Avoid global Variable conflicts
WordPress-specific global variables are used throughout WordPress code for various reasons. Almost all data that WordPress generates can be found in a global variable. It’s best to use the appropriate API functions when available, instead of modifying globals directly. Also, make sure that you are not overriding any global variable. It may affect other plugins’ functionality. Here is the complete list of WordPress Global Variables.
Optimize custom Query
It’s a great practice to evaluate the performance of custom queries. The WordPress Query helper function allows you to run a variety of queries in performant ways. Use WordPress Query functions wherever possible and minimize custom queries throughout the codebase. A poorly written query has the potential to take the entire server down.

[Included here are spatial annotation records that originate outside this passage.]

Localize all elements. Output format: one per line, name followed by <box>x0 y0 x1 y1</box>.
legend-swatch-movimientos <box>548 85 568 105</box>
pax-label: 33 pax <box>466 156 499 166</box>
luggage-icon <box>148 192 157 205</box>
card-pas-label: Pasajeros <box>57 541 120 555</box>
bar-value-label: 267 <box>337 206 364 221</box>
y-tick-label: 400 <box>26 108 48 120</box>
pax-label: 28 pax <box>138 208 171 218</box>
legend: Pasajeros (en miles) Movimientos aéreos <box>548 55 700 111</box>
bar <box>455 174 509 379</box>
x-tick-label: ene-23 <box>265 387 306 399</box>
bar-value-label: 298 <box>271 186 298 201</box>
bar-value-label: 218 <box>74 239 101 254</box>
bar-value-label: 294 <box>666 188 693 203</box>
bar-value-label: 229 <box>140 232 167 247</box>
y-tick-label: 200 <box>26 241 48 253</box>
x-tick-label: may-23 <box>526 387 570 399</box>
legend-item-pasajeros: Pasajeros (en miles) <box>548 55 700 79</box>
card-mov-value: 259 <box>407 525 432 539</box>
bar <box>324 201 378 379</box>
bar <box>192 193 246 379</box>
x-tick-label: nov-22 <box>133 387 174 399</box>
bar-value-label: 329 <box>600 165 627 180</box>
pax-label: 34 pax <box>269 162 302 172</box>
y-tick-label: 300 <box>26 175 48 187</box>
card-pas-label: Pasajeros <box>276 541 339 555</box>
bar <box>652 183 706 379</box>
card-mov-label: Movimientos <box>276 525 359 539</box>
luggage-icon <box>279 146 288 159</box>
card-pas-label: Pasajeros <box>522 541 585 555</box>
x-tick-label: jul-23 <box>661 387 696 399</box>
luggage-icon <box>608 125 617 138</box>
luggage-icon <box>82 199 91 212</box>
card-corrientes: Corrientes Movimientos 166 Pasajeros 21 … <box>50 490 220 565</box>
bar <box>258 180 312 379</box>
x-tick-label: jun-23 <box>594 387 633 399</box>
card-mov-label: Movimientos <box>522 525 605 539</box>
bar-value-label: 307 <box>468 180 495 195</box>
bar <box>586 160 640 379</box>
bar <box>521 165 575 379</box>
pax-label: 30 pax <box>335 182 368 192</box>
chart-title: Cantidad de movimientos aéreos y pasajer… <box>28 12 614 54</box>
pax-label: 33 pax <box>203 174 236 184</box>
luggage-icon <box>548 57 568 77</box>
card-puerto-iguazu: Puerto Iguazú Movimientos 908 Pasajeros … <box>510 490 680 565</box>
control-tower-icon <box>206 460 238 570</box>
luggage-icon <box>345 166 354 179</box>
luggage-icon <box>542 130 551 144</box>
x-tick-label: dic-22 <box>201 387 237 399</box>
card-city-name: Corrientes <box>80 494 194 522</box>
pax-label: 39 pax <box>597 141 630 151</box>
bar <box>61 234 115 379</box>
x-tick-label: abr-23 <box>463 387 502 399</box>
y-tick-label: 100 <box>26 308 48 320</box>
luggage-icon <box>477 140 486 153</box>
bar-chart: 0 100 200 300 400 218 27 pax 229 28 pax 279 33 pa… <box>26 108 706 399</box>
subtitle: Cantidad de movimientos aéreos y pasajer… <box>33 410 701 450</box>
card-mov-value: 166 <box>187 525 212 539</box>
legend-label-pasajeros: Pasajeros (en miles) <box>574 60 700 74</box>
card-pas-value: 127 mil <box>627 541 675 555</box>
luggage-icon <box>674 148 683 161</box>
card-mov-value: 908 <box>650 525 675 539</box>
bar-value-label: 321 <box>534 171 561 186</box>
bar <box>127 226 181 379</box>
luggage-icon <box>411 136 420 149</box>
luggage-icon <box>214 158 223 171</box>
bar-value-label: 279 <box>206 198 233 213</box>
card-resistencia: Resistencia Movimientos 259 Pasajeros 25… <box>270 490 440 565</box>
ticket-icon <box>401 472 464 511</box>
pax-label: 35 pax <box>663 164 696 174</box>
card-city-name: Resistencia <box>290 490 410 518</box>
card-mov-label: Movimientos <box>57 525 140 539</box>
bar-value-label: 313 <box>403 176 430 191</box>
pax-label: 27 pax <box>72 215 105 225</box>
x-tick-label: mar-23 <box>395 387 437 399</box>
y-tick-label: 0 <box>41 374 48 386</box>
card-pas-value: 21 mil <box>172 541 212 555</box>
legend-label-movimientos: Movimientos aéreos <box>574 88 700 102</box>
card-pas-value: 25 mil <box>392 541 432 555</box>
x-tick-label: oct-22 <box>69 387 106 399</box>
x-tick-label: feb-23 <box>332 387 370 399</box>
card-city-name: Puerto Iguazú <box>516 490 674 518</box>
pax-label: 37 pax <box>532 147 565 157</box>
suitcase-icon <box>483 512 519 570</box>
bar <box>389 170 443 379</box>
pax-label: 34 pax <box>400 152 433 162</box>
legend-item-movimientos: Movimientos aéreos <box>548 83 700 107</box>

PHP extension requirements
We aim to provide support for standard PHP extensions on our hosting platform so that your plugin can run. You can find a list of enabled PHP extensions on WordPress.com infrastructure here. Your plugin should not use any PHP extensions that are not supported. As a best practice, your plugin should implement a fallback strategy if any PHP extension is not enabled. i.e., you can use GD Library when ImageMagick is not available.
Implement nonces
If your plugin allows users to submit data be it on the Admin or the Public side; you must verify that the user is who they say they are and that they have the necessary capability to perform the action. Doing both in tandem means that data is only changing when the user expects it to be changing. The nonce is essentially a unique hexadecimal serial number used to verify the origin and intent of requests for security purposes.
Minimize security risks
The best security strategy is maximum awareness among developers. You can review OWASP’s Top Ten risks for spreading plugin security awareness. The plugin should aim to implement maximum security while minimizing security risks.
Version management
Your plugin should follow WordPress versioning. It’s a delimited trio of version numbers that each increment according to a set of shared principles and rules outlined in version numbering.